The summer before tenth grade, I decided to make a few extra bucks by weeding my parents’ yard and flower beds. I did the whole chore in my bathing suit, intent on getting myh summer tan in the process. Turns out, I spent three days weeding poison ivy. Oh, how I itched. For weeks and weeks.
I remember learning when I was a little girl about that magical, mystical trick of poking my fingernail into a mosquito bite, first this way and then that, to make a cross over the bug bite. It was to make it itch less, they said. I don’t know if it really worked. But my kids still ask me to do it for them, with my luxurious fingernails.
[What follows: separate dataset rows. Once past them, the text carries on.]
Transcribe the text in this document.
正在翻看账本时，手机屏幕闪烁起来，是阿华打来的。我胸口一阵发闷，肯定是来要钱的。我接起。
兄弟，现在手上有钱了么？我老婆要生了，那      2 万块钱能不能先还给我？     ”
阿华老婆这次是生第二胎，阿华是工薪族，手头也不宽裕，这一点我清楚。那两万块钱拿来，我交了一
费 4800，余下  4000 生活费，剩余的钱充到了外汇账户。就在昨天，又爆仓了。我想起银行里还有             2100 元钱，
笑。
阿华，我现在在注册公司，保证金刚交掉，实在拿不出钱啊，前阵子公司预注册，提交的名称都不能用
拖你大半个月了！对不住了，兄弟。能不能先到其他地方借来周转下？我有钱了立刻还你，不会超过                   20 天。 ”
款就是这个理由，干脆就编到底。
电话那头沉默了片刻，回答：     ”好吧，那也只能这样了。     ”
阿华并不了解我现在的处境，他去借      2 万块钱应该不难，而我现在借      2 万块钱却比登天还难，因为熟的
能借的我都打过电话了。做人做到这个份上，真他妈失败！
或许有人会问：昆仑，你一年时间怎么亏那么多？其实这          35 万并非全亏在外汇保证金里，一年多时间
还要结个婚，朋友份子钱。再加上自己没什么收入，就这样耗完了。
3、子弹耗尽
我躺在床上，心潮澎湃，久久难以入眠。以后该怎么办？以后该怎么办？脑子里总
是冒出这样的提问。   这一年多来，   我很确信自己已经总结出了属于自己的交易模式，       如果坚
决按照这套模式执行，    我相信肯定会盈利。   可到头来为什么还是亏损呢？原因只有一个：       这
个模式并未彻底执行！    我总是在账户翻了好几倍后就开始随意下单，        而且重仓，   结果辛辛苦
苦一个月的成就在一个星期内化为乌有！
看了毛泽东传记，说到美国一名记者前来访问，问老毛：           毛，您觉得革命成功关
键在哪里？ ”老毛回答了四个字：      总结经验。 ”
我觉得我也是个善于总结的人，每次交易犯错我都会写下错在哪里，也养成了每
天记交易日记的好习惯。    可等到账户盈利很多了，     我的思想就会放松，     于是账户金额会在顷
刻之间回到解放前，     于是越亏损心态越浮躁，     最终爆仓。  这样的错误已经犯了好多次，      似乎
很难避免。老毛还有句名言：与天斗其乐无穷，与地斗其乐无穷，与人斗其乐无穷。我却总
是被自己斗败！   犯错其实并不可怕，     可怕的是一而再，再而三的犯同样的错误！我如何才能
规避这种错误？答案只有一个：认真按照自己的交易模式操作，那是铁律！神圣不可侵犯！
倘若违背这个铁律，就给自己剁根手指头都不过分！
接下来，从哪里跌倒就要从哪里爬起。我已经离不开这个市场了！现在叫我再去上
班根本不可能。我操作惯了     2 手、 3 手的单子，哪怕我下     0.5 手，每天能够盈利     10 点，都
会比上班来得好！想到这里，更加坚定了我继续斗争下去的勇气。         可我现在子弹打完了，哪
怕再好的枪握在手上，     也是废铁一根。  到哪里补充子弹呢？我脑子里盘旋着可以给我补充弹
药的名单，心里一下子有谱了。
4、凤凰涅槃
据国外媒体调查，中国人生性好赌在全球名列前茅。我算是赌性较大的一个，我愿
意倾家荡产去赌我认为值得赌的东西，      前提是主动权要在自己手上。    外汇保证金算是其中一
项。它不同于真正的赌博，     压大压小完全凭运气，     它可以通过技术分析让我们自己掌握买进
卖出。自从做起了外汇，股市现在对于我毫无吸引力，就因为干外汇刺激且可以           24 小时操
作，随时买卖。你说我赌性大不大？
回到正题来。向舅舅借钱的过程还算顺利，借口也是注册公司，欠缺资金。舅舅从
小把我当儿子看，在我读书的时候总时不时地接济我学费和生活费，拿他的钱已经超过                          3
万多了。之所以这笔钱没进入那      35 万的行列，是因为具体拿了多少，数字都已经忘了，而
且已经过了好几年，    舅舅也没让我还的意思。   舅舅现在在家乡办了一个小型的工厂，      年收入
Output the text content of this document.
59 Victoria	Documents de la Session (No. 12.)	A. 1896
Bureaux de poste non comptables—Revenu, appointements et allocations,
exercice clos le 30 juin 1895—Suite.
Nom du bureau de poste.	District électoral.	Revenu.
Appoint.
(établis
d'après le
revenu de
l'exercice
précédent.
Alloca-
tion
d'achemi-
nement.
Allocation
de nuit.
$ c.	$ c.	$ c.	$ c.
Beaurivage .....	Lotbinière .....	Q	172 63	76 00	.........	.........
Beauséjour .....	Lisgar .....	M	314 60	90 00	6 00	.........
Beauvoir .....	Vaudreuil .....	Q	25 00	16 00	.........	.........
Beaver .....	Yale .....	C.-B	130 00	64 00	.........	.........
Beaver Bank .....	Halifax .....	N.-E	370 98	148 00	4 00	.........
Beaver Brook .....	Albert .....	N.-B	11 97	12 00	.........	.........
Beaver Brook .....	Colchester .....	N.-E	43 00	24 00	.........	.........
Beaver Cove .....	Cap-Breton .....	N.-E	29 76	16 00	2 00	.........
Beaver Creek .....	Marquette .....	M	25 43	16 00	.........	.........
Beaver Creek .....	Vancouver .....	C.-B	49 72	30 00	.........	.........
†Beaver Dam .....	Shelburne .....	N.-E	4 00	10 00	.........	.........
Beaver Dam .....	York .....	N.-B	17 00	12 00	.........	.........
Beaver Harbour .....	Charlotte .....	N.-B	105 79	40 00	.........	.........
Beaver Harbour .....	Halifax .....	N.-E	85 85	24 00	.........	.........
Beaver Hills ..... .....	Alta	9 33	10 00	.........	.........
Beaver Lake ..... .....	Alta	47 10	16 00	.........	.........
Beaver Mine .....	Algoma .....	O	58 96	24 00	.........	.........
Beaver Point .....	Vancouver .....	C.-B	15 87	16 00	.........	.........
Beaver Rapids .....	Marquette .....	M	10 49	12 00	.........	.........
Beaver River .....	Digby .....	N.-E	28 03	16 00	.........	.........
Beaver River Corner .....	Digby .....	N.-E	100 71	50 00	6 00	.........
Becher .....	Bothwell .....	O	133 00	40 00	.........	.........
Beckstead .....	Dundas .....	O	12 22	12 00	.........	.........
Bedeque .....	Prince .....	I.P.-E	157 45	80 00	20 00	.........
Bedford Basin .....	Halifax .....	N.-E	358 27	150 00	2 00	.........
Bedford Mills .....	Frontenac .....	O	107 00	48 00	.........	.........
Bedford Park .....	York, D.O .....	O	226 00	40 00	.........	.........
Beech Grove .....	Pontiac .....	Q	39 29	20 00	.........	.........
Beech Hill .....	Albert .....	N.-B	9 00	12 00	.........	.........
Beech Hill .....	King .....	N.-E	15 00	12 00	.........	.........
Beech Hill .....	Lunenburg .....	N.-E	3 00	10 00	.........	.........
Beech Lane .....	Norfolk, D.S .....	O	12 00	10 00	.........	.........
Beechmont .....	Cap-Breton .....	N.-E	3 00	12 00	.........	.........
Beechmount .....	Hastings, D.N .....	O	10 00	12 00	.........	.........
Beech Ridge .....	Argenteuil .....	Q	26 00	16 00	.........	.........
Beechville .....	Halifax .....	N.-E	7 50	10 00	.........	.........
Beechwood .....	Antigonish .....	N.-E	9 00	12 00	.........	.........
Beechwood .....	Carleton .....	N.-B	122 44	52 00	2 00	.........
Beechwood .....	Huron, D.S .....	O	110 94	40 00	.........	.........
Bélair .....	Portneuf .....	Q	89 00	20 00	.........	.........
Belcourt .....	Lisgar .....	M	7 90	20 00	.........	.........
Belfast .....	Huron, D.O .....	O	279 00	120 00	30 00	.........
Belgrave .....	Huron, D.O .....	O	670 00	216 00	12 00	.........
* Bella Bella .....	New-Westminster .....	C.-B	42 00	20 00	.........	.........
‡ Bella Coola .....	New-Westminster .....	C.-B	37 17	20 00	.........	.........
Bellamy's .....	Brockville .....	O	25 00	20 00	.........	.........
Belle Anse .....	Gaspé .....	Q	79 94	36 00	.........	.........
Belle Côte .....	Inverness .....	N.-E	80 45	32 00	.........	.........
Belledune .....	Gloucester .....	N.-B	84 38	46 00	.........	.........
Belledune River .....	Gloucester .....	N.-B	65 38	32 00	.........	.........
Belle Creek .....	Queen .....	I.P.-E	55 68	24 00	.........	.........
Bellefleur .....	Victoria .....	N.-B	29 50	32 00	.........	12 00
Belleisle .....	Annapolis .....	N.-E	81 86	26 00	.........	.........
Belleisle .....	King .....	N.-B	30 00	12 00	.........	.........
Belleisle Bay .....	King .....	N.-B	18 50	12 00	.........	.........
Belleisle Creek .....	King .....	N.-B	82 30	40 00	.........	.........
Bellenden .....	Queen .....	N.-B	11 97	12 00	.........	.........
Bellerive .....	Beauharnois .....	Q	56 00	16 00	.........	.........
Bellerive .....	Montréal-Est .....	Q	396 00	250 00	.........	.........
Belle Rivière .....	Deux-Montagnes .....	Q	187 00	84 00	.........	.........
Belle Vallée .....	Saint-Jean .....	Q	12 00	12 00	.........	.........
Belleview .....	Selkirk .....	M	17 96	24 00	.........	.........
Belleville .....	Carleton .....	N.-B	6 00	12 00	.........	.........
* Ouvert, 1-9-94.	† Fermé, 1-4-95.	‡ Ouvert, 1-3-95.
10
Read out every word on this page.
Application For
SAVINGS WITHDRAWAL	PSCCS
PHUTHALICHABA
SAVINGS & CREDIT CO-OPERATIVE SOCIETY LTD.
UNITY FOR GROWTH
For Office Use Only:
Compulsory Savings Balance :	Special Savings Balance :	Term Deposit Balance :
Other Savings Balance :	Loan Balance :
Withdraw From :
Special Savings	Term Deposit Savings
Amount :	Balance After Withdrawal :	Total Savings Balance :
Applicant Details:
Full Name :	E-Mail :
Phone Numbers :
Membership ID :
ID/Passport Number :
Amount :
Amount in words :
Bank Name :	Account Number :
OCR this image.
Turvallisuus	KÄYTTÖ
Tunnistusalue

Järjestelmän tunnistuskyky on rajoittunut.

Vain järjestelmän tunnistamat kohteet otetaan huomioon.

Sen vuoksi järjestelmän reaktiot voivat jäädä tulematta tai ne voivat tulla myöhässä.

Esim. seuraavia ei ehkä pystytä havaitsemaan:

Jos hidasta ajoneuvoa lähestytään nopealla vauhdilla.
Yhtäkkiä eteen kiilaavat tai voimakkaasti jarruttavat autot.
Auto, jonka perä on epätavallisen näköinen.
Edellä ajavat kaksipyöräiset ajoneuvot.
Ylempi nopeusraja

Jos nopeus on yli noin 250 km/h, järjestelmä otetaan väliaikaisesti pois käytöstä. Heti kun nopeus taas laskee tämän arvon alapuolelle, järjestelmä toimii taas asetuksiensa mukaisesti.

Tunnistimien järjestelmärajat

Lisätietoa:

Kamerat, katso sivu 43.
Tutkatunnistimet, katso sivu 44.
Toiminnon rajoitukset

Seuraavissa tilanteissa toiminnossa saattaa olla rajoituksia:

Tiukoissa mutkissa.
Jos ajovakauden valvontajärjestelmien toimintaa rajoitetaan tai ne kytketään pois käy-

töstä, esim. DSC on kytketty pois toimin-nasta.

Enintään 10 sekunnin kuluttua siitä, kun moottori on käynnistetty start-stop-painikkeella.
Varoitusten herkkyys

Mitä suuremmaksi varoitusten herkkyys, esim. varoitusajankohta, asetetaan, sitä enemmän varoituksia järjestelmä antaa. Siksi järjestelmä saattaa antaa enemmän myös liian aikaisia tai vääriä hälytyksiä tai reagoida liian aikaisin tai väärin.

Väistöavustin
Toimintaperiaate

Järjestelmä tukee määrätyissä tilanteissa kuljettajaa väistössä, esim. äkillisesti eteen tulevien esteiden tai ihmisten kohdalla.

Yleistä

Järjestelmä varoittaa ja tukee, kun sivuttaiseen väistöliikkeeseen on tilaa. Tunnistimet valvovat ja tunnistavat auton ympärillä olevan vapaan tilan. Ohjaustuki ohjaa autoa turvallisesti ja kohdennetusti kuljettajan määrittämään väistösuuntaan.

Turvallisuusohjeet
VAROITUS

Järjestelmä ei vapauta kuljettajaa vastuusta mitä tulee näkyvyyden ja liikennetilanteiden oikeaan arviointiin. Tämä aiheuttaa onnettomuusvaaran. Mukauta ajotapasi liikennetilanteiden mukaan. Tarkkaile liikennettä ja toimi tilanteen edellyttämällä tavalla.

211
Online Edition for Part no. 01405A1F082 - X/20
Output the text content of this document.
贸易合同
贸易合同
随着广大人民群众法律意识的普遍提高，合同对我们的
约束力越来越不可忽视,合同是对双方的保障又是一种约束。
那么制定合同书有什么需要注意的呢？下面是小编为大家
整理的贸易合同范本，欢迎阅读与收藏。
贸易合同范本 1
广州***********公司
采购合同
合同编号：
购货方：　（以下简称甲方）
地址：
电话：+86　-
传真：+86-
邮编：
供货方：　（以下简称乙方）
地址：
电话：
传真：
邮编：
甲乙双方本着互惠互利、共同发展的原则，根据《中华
It seems to work better than that one night in a beach house when they couldn’t sleep for itching, so I sprayed them with a layer of hair spray.
My grandma told me a story about her sister eating poison ivy when they were small children in the hills of West Virginia. She told me how her mouth ahd broken out, how she had the poison ivy itch, even in her rectum. Yikes. Even then, I remember thinking that was a little too much information.
I still think that.
When I was emerging from the anesthesia of my epidural after Tucker was born, I itched. I could tell where the epidural was wearing off because the itch worked its way down my body in a very consuming way. Oddly, it was all neurological. So if they gave me anything to stop the itch, then the antihistamine would just put me to sleep. And I didn’t want to sleep. I wanted to stay awake to breathe in everything about my new baby. So I let myself itch.
Today, I itch to be held.
HappyMomof5 says:
Yes, I know that itch well. Praying for you, Tricia.
Claire Pisor says:
May you be anointed (if only proverbially) with the Balm of Gilead that you might know the sweet fragrance of His abiding presence. Thinking of you these days. Praying for the coming weeks to be times of sweet remembrance and times spent in “thin places” that you might sense Emmanuel.